Quelque 400 personnes, en majorité des victimes et familles de victimes, se sont rassemblées mercredi dans les jardins de la villa Massena, à quelques pas de la Promenade des Anglais.
C'est sur ce célèbre front de mer que, le 14 juillet 2016, une attaque djihadiste avait transformé «une chaude soirée, heureuse et festive» en «chaos», en «enfer», a rappelé Stéphane Erbs, co-président de l'association Promenade des Anges.
Ce soir-là, Mohamed Lahouaiej-Bouhlel, Tunisien d'une trentaine d'années demeurant à Nice, avait foncé au volant d'un camion de 19 tonnes au milieu des 30'000 personnes réunies pour le feu d'artifice, fauchant des dizaines de personnes en l'espace de deux minutes, avant que la police ne l'abatte.
L'attaque avait été revendiquée par le groupe djihadiste Etat islamique, qui contrôlait alors des territoires en Irak et en Syrie et menait des attentats meurtriers dans plusieurs pays du monde, même si l'enquête n'a confirmé aucune connexion entre l'organisation ultraradicale et son auteur.
«Le 14 juillet 2016 à Nice, c'est la République qui a été visée», a insisté le Premier ministre Jean Castex, présent à cet hommage avec plusieurs ministres, réaffirmant la volonté du gouvernement de ne jamais «céder à la barbarie (...) sur tous les terrains».
«Une vie plus âpre»
«Cinq ans, c'est à peine le temps de prendre conscience qu'une nouvelle vie a débuté, une vie où chaque jour est une épreuve (...), une vie plus difficile, plus âpre, plus amère, sujette à tant de colères et de questions», a rappelé M. Erbs, qui a perdu son épouse dans l'attentat.
«S'il y a une chose que je peux affirmer, c'est que nous ne serons plus jamais les mêmes.
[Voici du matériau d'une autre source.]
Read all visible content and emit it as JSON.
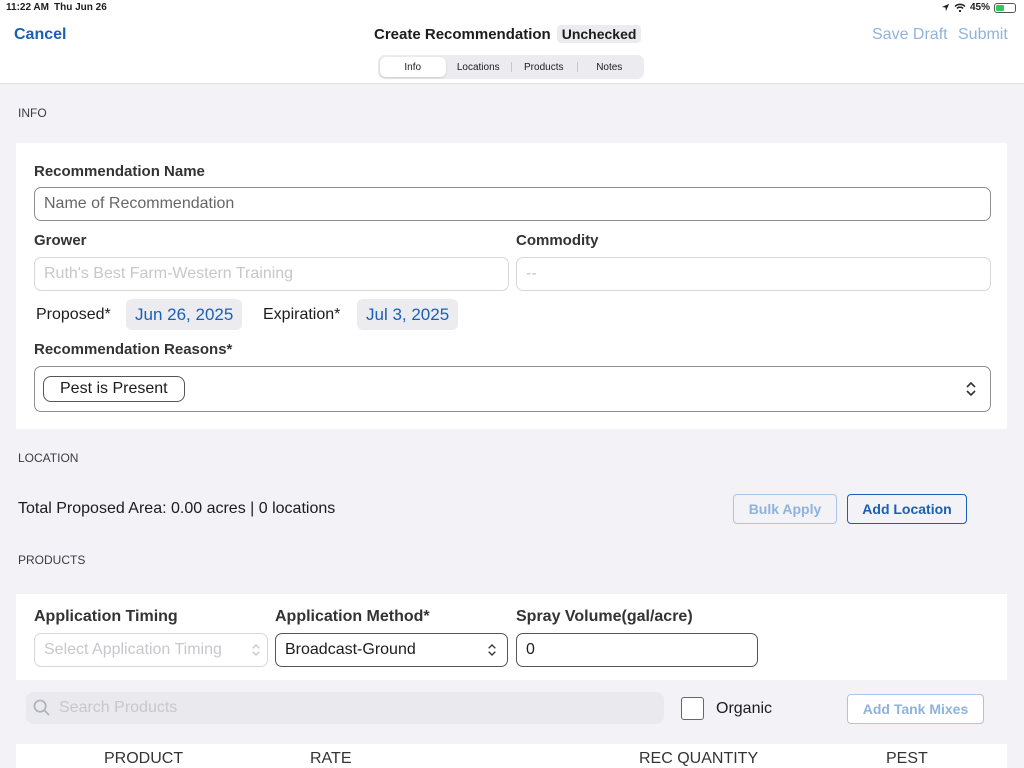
{
  "status_bar": {
    "time": "11:22 AM",
    "date": "Thu Jun 26",
    "battery_percent": "45%",
    "battery_level": 0.45,
    "icons": [
      "location-arrow-icon",
      "wifi-icon",
      "battery-charging-icon"
    ]
  },
  "nav": {
    "cancel_label": "Cancel",
    "title": "Create Recommendation",
    "badge": "Unchecked",
    "save_draft_label": "Save Draft",
    "submit_label": "Submit",
    "tabs": [
      {
        "label": "Info",
        "active": true
      },
      {
        "label": "Locations",
        "active": false
      },
      {
        "label": "Products",
        "active": false
      },
      {
        "label": "Notes",
        "active": false
      }
    ]
  },
  "info": {
    "section_title": "INFO",
    "rec_name_label": "Recommendation Name",
    "rec_name_placeholder": "Name of Recommendation",
    "grower_label": "Grower",
    "grower_value": "Ruth's Best Farm-Western Training",
    "commodity_label": "Commodity",
    "commodity_value": "--",
    "proposed_label": "Proposed*",
    "proposed_date": "Jun 26, 2025",
    "expiration_label": "Expiration*",
    "expiration_date": "Jul 3, 2025",
    "reasons_label": "Recommendation Reasons*",
    "reasons": [
      "Pest is Present"
    ]
  },
  "location": {
    "section_title": "LOCATION",
    "total_text": "Total Proposed Area: 0.00 acres | 0 locations",
    "bulk_apply_label": "Bulk Apply",
    "add_location_label": "Add Location"
  },
  "products": {
    "section_title": "PRODUCTS",
    "timing_label": "Application Timing",
    "timing_placeholder": "Select Application Timing",
    "method_label": "Application Method*",
    "method_value": "Broadcast-Ground",
    "spray_label": "Spray Volume(gal/acre)",
    "spray_value": "0",
    "search_placeholder": "Search Products",
    "organic_label": "Organic",
    "organic_checked": false,
    "add_tank_mixes_label": "Add Tank Mixes",
    "columns": [
      "PRODUCT",
      "RATE",
      "REC QUANTITY",
      "PEST"
    ]
  },
  "colors": {
    "accent": "#1a5fb4",
    "accent_disabled": "#8fb3dc",
    "background": "#f2f2f7",
    "battery": "#34c759"
  }
}
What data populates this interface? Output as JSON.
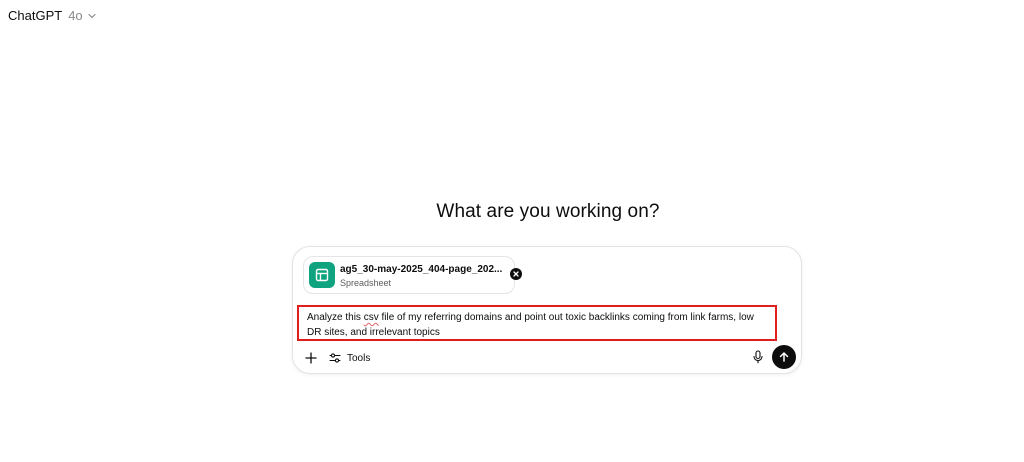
{
  "header": {
    "model_name": "ChatGPT",
    "model_version": "4o"
  },
  "main": {
    "heading": "What are you working on?"
  },
  "composer": {
    "attachment": {
      "file_name": "ag5_30-may-2025_404-page_202...",
      "file_type": "Spreadsheet"
    },
    "prompt": {
      "part1": "Analyze this ",
      "csv": "csv",
      "part2": " file of my referring domains and point out toxic backlinks coming from link farms, low DR sites, and irrelevant topics"
    },
    "tools_label": "Tools"
  },
  "colors": {
    "accent_green": "#10a37f",
    "highlight_red": "#e01e1e",
    "send_button": "#0d0d0d"
  },
  "icons": {
    "model_dropdown": "chevron-down-icon",
    "file": "spreadsheet-icon",
    "remove": "close-icon",
    "plus": "plus-icon",
    "tools": "sliders-icon",
    "mic": "microphone-icon",
    "send": "arrow-up-icon"
  }
}
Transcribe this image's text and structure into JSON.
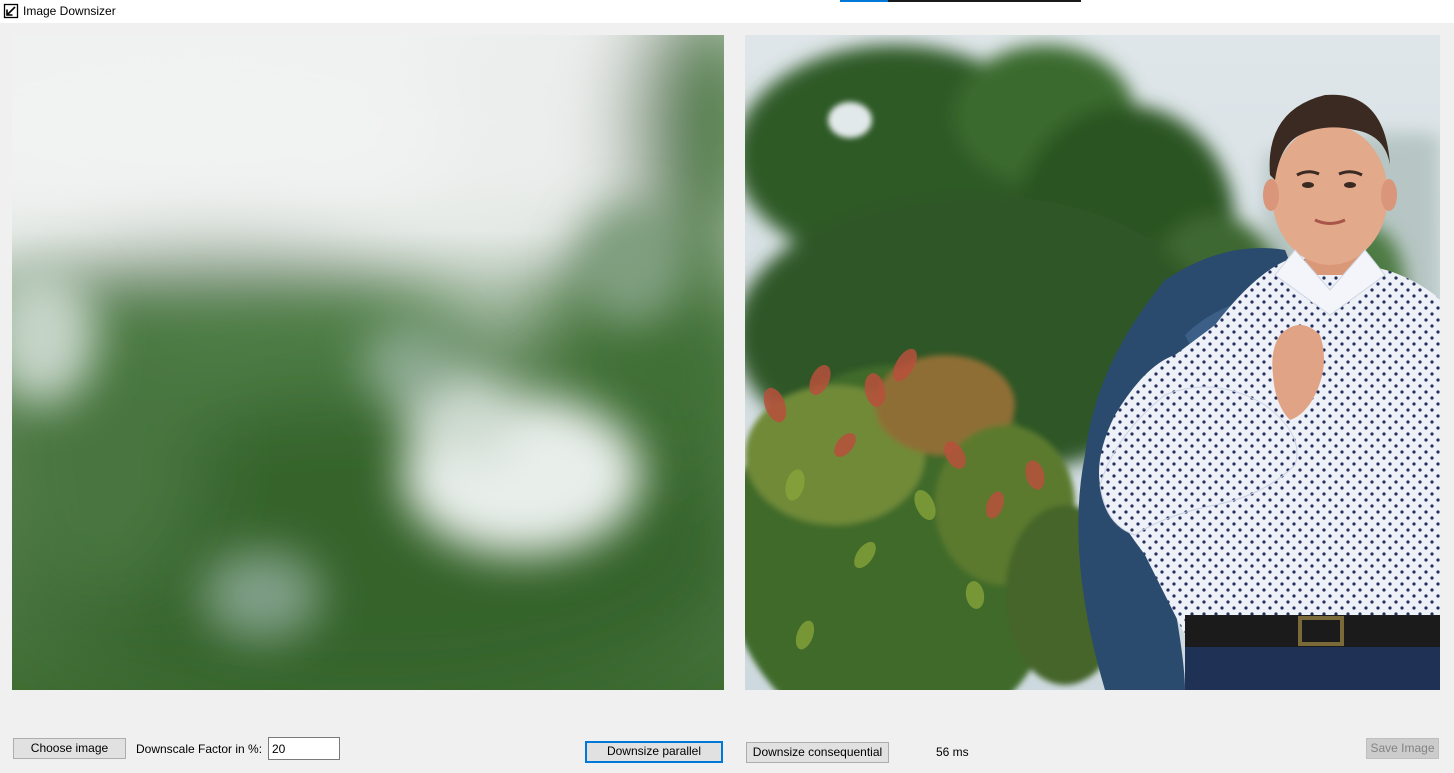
{
  "window": {
    "title": "Image Downsizer",
    "icon": "resize-arrow-icon"
  },
  "colors": {
    "accent": "#0078d7",
    "window_bg": "#f0f0f0",
    "button_bg": "#e1e1e1"
  },
  "images": {
    "left": "blurred downscaled image (green foliage bokeh)",
    "right": "original image (young man in white dotted shirt holding a blue jacket over shoulder, green shrubs and tree background)"
  },
  "controls": {
    "choose_image_label": "Choose image",
    "factor_label": "Downscale Factor in %:",
    "factor_value": "20",
    "parallel_label": "Downsize parallel",
    "consequential_label": "Downsize consequential",
    "timing": "56 ms",
    "save_label": "Save Image"
  }
}
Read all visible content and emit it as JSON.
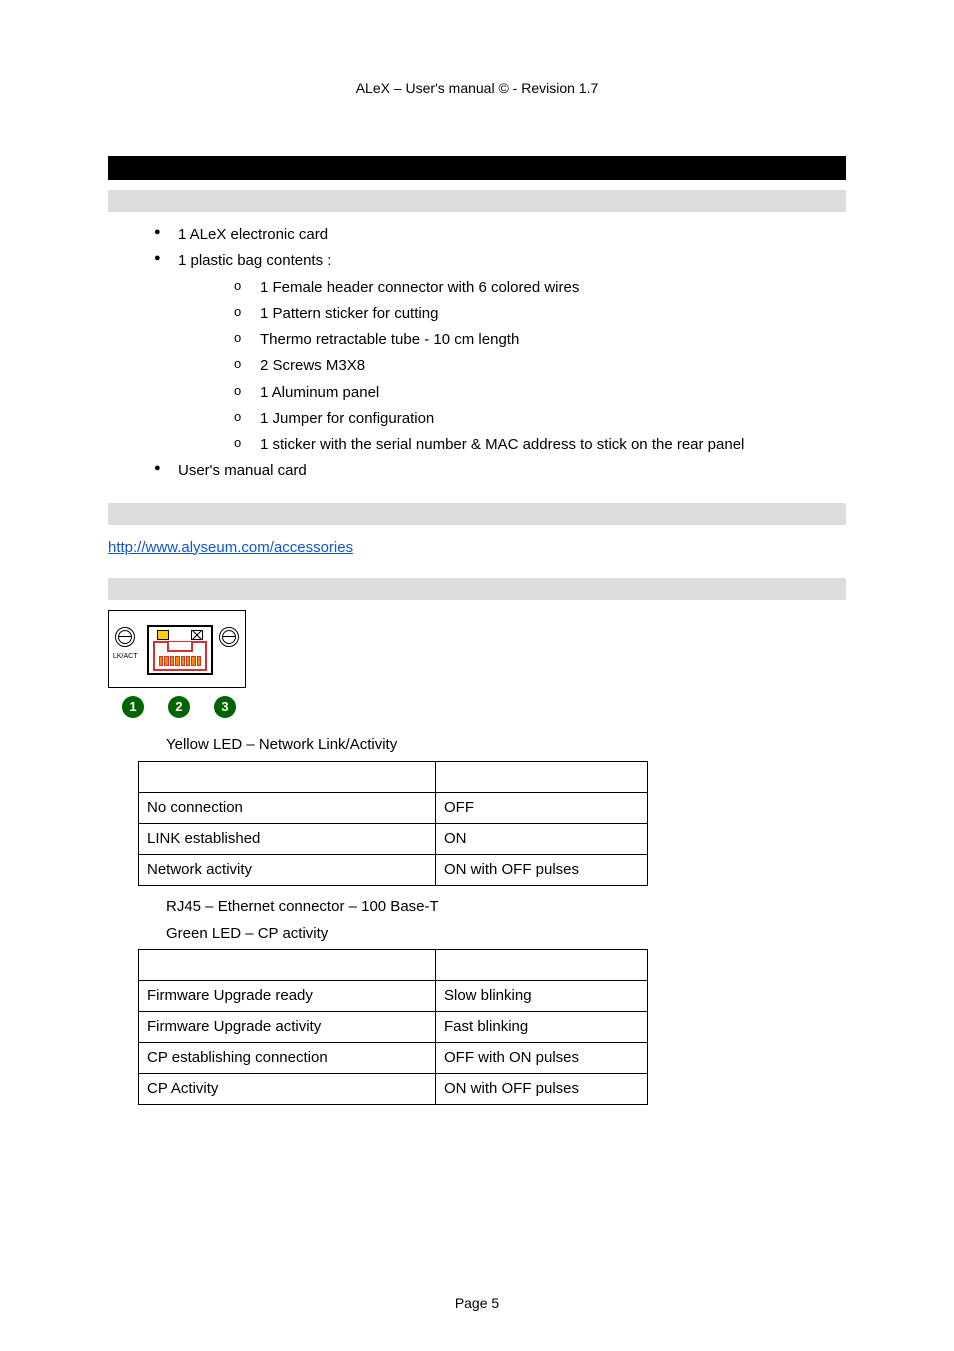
{
  "header": "ALeX – User's manual © -  Revision 1.7",
  "bullets": [
    "1 ALeX electronic card",
    "1 plastic bag contents :"
  ],
  "sub_bullets": [
    "1 Female header connector with 6 colored wires",
    "1 Pattern sticker for cutting",
    "Thermo retractable tube - 10 cm length",
    "2 Screws M3X8",
    "1 Aluminum panel",
    "1 Jumper for configuration",
    "1 sticker with the serial number & MAC address to stick on the rear panel"
  ],
  "bullets2": [
    "User's manual card"
  ],
  "accessories_url": "http://www.alyseum.com/accessories",
  "lkact_label": "LK/ACT",
  "callout_numbers": [
    "1",
    "2",
    "3"
  ],
  "caption1": "Yellow LED  – Network Link/Activity",
  "table1": {
    "rows": [
      [
        "No connection",
        "OFF"
      ],
      [
        "LINK established",
        "ON"
      ],
      [
        "Network activity",
        "ON with OFF pulses"
      ]
    ]
  },
  "caption2a": "RJ45 – Ethernet connector – 100 Base-T",
  "caption2b": "Green LED – CP activity",
  "table2": {
    "rows": [
      [
        "Firmware Upgrade ready",
        "Slow blinking"
      ],
      [
        "Firmware Upgrade activity",
        "Fast blinking"
      ],
      [
        "CP establishing connection",
        "OFF with ON pulses"
      ],
      [
        "CP Activity",
        "ON with OFF pulses"
      ]
    ]
  },
  "footer": "Page 5"
}
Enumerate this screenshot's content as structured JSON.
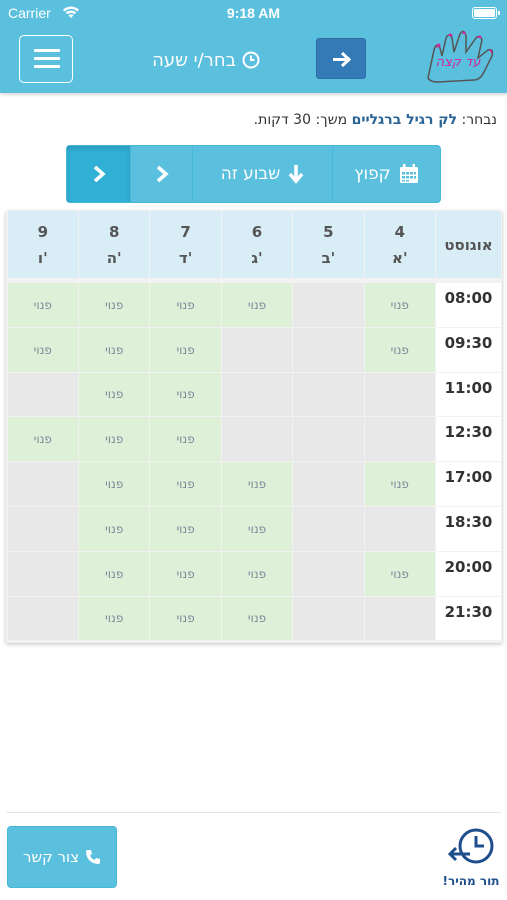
{
  "status_bar": {
    "carrier": "Carrier",
    "time": "9:18 AM"
  },
  "header": {
    "title": "בחר/י שעה",
    "logo_text": "עד קצה"
  },
  "selected": {
    "prefix": "נבחר:",
    "service": "לק רגיל ברגליים",
    "duration_label": "משך:",
    "duration_value": "30 דקות."
  },
  "toolbar": {
    "jump_label": "קפוץ",
    "this_week_label": "שבוע זה"
  },
  "calendar": {
    "month": "אוגוסט",
    "days": [
      {
        "date": "4",
        "day": "א'"
      },
      {
        "date": "5",
        "day": "ב'"
      },
      {
        "date": "6",
        "day": "ג'"
      },
      {
        "date": "7",
        "day": "ד'"
      },
      {
        "date": "8",
        "day": "ה'"
      },
      {
        "date": "9",
        "day": "ו'"
      }
    ],
    "free_label": "פנוי",
    "rows": [
      {
        "time": "08:00",
        "free": [
          true,
          false,
          true,
          true,
          true,
          true
        ]
      },
      {
        "time": "09:30",
        "free": [
          true,
          false,
          false,
          true,
          true,
          true
        ]
      },
      {
        "time": "11:00",
        "free": [
          false,
          false,
          false,
          true,
          true,
          false
        ]
      },
      {
        "time": "12:30",
        "free": [
          false,
          false,
          false,
          true,
          true,
          true
        ]
      },
      {
        "time": "17:00",
        "free": [
          true,
          false,
          true,
          true,
          true,
          false
        ]
      },
      {
        "time": "18:30",
        "free": [
          false,
          false,
          true,
          true,
          true,
          false
        ]
      },
      {
        "time": "20:00",
        "free": [
          true,
          false,
          true,
          true,
          true,
          false
        ]
      },
      {
        "time": "21:30",
        "free": [
          false,
          false,
          true,
          true,
          true,
          false
        ]
      }
    ]
  },
  "footer": {
    "contact_label": "צור קשר",
    "quick_label": "תור מהיר!"
  },
  "colors": {
    "primary": "#5bc0de",
    "dark_blue": "#337ab7",
    "free_slot": "#dff0d8",
    "taken_slot": "#e8e8e8",
    "header_cell": "#d9edf7"
  }
}
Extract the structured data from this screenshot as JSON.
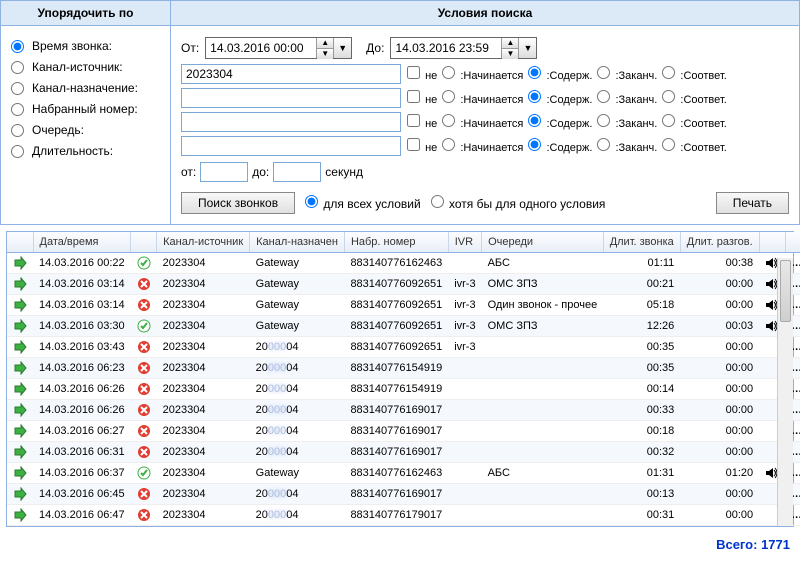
{
  "headers": {
    "sort": "Упорядочить по",
    "search": "Условия поиска"
  },
  "sort": {
    "options": [
      "Время звонка:",
      "Канал-источник:",
      "Канал-назначение:",
      "Набранный номер:",
      "Очередь:",
      "Длительность:"
    ],
    "selected": 0
  },
  "search": {
    "from_label": "От:",
    "to_label": "До:",
    "from_value": "14.03.2016 00:00",
    "to_value": "14.03.2016 23:59",
    "filters": [
      {
        "value": "2023304",
        "not": false,
        "match": "contains"
      },
      {
        "value": "",
        "not": false,
        "match": "contains"
      },
      {
        "value": "",
        "not": false,
        "match": "contains"
      },
      {
        "value": "",
        "not": false,
        "match": "contains"
      }
    ],
    "not_label": "не",
    "match_labels": {
      "starts": ":Начинается",
      "contains": ":Содерж.",
      "ends": ":Заканч.",
      "exact": ":Соответ."
    },
    "duration": {
      "from_label": "от:",
      "to_label": "до:",
      "from_value": "",
      "to_value": "",
      "unit": "секунд"
    },
    "search_button": "Поиск звонков",
    "mode_all": "для всех условий",
    "mode_any": "хотя бы для одного условия",
    "mode_selected": "all",
    "print_button": "Печать"
  },
  "grid": {
    "columns": [
      "",
      "Дата/время",
      "",
      "Канал-источник",
      "Канал-назначен",
      "Набр. номер",
      "IVR",
      "Очереди",
      "Длит. звонка",
      "Длит. разгов.",
      "",
      "",
      ""
    ],
    "rows": [
      {
        "dir": "out",
        "dt": "14.03.2016 00:22",
        "ok": true,
        "src": "2023304",
        "dst": "Gateway",
        "num": "883140776162463",
        "ivr": "",
        "q": "АБС",
        "d1": "01:11",
        "d2": "00:38",
        "snd": true
      },
      {
        "dir": "out",
        "dt": "14.03.2016 03:14",
        "ok": false,
        "src": "2023304",
        "dst": "Gateway",
        "num": "883140776092651",
        "ivr": "ivr-3",
        "q": "ОМС ЗПЗ",
        "d1": "00:21",
        "d2": "00:00",
        "snd": true
      },
      {
        "dir": "out",
        "dt": "14.03.2016 03:14",
        "ok": false,
        "src": "2023304",
        "dst": "Gateway",
        "num": "883140776092651",
        "ivr": "ivr-3",
        "q": "Один звонок - прочее",
        "d1": "05:18",
        "d2": "00:00",
        "snd": true
      },
      {
        "dir": "out",
        "dt": "14.03.2016 03:30",
        "ok": true,
        "src": "2023304",
        "dst": "Gateway",
        "num": "883140776092651",
        "ivr": "ivr-3",
        "q": "ОМС ЗПЗ",
        "d1": "12:26",
        "d2": "00:03",
        "snd": true
      },
      {
        "dir": "out",
        "dt": "14.03.2016 03:43",
        "ok": false,
        "src": "2023304",
        "dst": "2000004",
        "dstBlur": true,
        "num": "883140776092651",
        "ivr": "ivr-3",
        "q": "",
        "d1": "00:35",
        "d2": "00:00",
        "snd": false
      },
      {
        "dir": "out",
        "dt": "14.03.2016 06:23",
        "ok": false,
        "src": "2023304",
        "dst": "2000004",
        "dstBlur": true,
        "num": "883140776154919",
        "ivr": "",
        "q": "",
        "d1": "00:35",
        "d2": "00:00",
        "snd": false
      },
      {
        "dir": "out",
        "dt": "14.03.2016 06:26",
        "ok": false,
        "src": "2023304",
        "dst": "2000004",
        "dstBlur": true,
        "num": "883140776154919",
        "ivr": "",
        "q": "",
        "d1": "00:14",
        "d2": "00:00",
        "snd": false
      },
      {
        "dir": "out",
        "dt": "14.03.2016 06:26",
        "ok": false,
        "src": "2023304",
        "dst": "2000004",
        "dstBlur": true,
        "num": "883140776169017",
        "ivr": "",
        "q": "",
        "d1": "00:33",
        "d2": "00:00",
        "snd": false
      },
      {
        "dir": "out",
        "dt": "14.03.2016 06:27",
        "ok": false,
        "src": "2023304",
        "dst": "2000004",
        "dstBlur": true,
        "num": "883140776169017",
        "ivr": "",
        "q": "",
        "d1": "00:18",
        "d2": "00:00",
        "snd": false
      },
      {
        "dir": "out",
        "dt": "14.03.2016 06:31",
        "ok": false,
        "src": "2023304",
        "dst": "2000004",
        "dstBlur": true,
        "num": "883140776169017",
        "ivr": "",
        "q": "",
        "d1": "00:32",
        "d2": "00:00",
        "snd": false
      },
      {
        "dir": "out",
        "dt": "14.03.2016 06:37",
        "ok": true,
        "src": "2023304",
        "dst": "Gateway",
        "num": "883140776162463",
        "ivr": "",
        "q": "АБС",
        "d1": "01:31",
        "d2": "01:20",
        "snd": true
      },
      {
        "dir": "out",
        "dt": "14.03.2016 06:45",
        "ok": false,
        "src": "2023304",
        "dst": "2000004",
        "dstBlur": true,
        "num": "883140776169017",
        "ivr": "",
        "q": "",
        "d1": "00:13",
        "d2": "00:00",
        "snd": false
      },
      {
        "dir": "out",
        "dt": "14.03.2016 06:47",
        "ok": false,
        "src": "2023304",
        "dst": "2000004",
        "dstBlur": true,
        "num": "883140776179017",
        "ivr": "",
        "q": "",
        "d1": "00:31",
        "d2": "00:00",
        "snd": false
      }
    ]
  },
  "total": {
    "label": "Всего:",
    "value": "1771"
  }
}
S'il y a une chose aussi que je peux affirmer, c'est que nous allons absolument rester debout» et ne pas emprunter «le chemin destructeur» de la haine, a de son côté souligné Hager ben Aouissi, co-présidente de l'association Life for Nice, une miraculée de l'attentat qui s'est jetée au sol avec sa fille de cinq ans entre les roues du camion, pour éviter d'être écrasées.
En ce mercredi d'hommage, les photos des 86 personnes tuées, de tous âges et de toutes nationalités, étaient déposées devant le coeur en plexiglas qui sert de mémorial dans les jardins de la villa Massena. Leurs noms ont été lus durant la cérémonie, accompagnés d'un morceau de musique jouée à la harpe.
Blessés psychiques
Pour beaucoup de proches de victimes, il est toujours impossible de faire son deuil. Plusieurs parents n'ont pu récupérer que l'an dernier les organes prélevés sur leurs enfants à des fins d'autopsie et mis sous scellés par la justice. Certains en contestent l'authenticité et ont saisi le Défenseur des droits après le refus d'une analyse ADN.
Outre les 86 victimes tuées et les 206 victimes blessées physiques, un total de 1683 personnes sont considérées comme des blessés psychiques de l'attentat.
Les enfants «ont vécu ce que personne n'est préparé à vivre, cinq ans après c'est toujours là, dans la mémoire, dans les cauchemars, dans une sirène de police», a rappelé Mme Ben Aouissi alors que 300 enfants sont toujours suivis à l'hôpital Lenval de Nice pour le psychotraumatisme subi.
L'attente du procès
Beaucoup de victimes attendent le procès, «difficile mais nécessaire étape», a rappelé M. Erbs en espérant que la justice «punisse avec fermeté». Le procès des huit personnes suspectées d'avoir aidé Mohamed Lahouaiej-Bouhlel se tiendra à Paris du 5 septembre au 15 novembre 2022.
Si les parties civiles (plus de 850) et leurs avocats se sont félicités de ce renvoi aux assises, elles déplorent cependant que deux des accusés, poursuivis pour des faits de droit commun, aient été remis en liberté en novembre suite à un vice de procédure.
Plusieurs victimes ont aussi regretté la lenteur de l'instruction conduite à Nice pour «homicides et blessures involontaires» sur le dispositif de sécurité déployé ce soir-là, copiloté par la préfecture et la mairie. M. Erbs a demandé que «la lumière soit faite sur les différentes défaillances ayant conduit à un si lourd bilan».